Hewlett-Packards line of ProLiant servers running on Advanced Micro Devices Opteron chips is getting a speed bump.
The Palo Alto, Calif., computer maker is upgrading all of its AMD-based systems with the latest dual-core Opterons, which offer a jump in frequency from 2.4GHz to 2.6GHz. The new chips, unveiled by AMD earlier this month, are designed to improve performance while staying within the 95-watt power envelope of their predecessors. HP is announcing the upgraded systems on March 15 and will start shipping them March 20.
“We will flow that [speed increase] through the entire line,” said Steve Cumings, group manager of HPs ProLiant Opteron systems business.
In addition, HP is announcing the general availability of its HP Compaq t5720 thin client, which runs AMDs Geode NX 1500 processor. HPs previous thin client, the t5710, was powered by the Efficeon chip from Transmeta, which last year exited the chip-making business.
Cumings said HP has seen sales of its Opteron-based ProLiants increase, and demand for them is migrating from high-performance computing environments to general purpose workloads.

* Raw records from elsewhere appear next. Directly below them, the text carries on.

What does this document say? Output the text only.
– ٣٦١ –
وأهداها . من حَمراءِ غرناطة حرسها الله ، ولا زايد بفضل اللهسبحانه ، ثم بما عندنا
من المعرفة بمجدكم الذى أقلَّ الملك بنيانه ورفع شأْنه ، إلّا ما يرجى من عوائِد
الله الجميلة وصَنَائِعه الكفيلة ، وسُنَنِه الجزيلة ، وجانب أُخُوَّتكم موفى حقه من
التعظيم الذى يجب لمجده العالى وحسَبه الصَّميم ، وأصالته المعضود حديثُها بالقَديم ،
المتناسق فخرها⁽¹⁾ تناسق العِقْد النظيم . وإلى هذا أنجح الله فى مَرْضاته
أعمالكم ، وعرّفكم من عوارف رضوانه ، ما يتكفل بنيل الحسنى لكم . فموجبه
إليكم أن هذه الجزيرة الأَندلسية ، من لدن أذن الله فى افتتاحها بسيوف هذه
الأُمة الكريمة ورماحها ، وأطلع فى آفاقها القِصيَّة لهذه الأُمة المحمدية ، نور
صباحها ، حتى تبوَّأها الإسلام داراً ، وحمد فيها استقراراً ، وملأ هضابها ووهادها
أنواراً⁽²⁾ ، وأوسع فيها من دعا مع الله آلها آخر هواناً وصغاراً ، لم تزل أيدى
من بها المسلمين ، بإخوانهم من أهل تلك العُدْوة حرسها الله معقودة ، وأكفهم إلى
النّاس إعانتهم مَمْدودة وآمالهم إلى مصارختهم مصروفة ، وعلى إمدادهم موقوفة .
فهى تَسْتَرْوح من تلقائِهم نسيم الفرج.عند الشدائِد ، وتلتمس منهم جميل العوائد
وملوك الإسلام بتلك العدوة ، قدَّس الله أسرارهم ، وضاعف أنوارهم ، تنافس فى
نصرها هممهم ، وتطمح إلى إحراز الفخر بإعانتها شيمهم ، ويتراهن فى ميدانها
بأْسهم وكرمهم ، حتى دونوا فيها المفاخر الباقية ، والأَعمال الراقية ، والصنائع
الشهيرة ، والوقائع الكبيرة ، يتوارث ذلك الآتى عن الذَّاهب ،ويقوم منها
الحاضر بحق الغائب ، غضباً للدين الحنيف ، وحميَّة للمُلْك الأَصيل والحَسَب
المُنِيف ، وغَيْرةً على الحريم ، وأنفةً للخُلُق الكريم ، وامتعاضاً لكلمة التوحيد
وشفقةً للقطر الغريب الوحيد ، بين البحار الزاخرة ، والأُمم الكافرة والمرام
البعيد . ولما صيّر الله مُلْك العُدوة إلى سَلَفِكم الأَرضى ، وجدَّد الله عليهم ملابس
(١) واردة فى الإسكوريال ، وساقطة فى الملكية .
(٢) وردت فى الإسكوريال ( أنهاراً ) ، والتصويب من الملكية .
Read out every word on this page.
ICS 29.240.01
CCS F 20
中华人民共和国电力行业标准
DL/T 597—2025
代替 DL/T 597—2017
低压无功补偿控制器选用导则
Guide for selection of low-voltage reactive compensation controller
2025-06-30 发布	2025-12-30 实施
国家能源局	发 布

With that comes demand for better price-performance, he said.
The new Opteron 185, 285 and 885 models—for single-, dual- and multiprocessor servers—offers that bump in performance. At the same time, HP is dropping prices on these systems by 5 to 10 percent, Cumings said.
The new chips are being put into HPs ProLiant DL145 G2, DL385 and DL585 rack systems, as well as the BL25p, BL35p and BL45p blade servers. The BL35p also will be offered with a 68-watt version of the chip, he said.
The move comes a few months before AMD, of Sunnyvale, Calif., rolls out its upcoming Rev F line of dual-core Opterons, which will offer such features as DDR2 memory support and on-chip virtualization. HP has said it will support those new chips as well when theyre released in the third quarter.
However, Cumings said it usually takes time for businesses to test and qualify new products, and that in the meantime the most recently released Opterons will give users a performance boost.
HP and Sun Microsystems are the two top-tier OEMs with an extensive Opteron product line. Cumings said sales of HPs Opteron systems continue to climb as their use expands deeper into the enterprise.
On the client side, the introduction of the AMD-based t5720 thin client will bolster HPs Consolidated Client Infrastructure program, which includes thin clients as well as PC blade offerings.
Along with the AMD chip, the thin client also can fit on the desktop or mounted with an HP Quick Release device on the wall or under the desk. It also can be used with a selection of HP monitors, stands or wall mounts.
The t5720 also offers an optional PCI expansion slot for additional devices and a USB slot on the front for connectivity to peripherals.
The 1GHz AMD Geode NX 1500 chip “really gets up to desktop speed, something thin clients could not get up to before,” said Keith Martin, product marketing manager for HPs thin client business.
Thin clients are desktop devices that are connected to back-end servers, which hold critical components such as the processor, memory and hard drive. Thin clients and PC blades are designed for easier manageability and greater security than traditional desktop PCs.
AMD officials also now say that the company intends to deliver a new line of dual-core Opteron chips in the third quarter, updating its official guidance on the timing of the release of its so-called Rev F Opterons. Those new chips will offer greater performance but fit within the same 95-watt power envelope as AMDs current chips, officials say.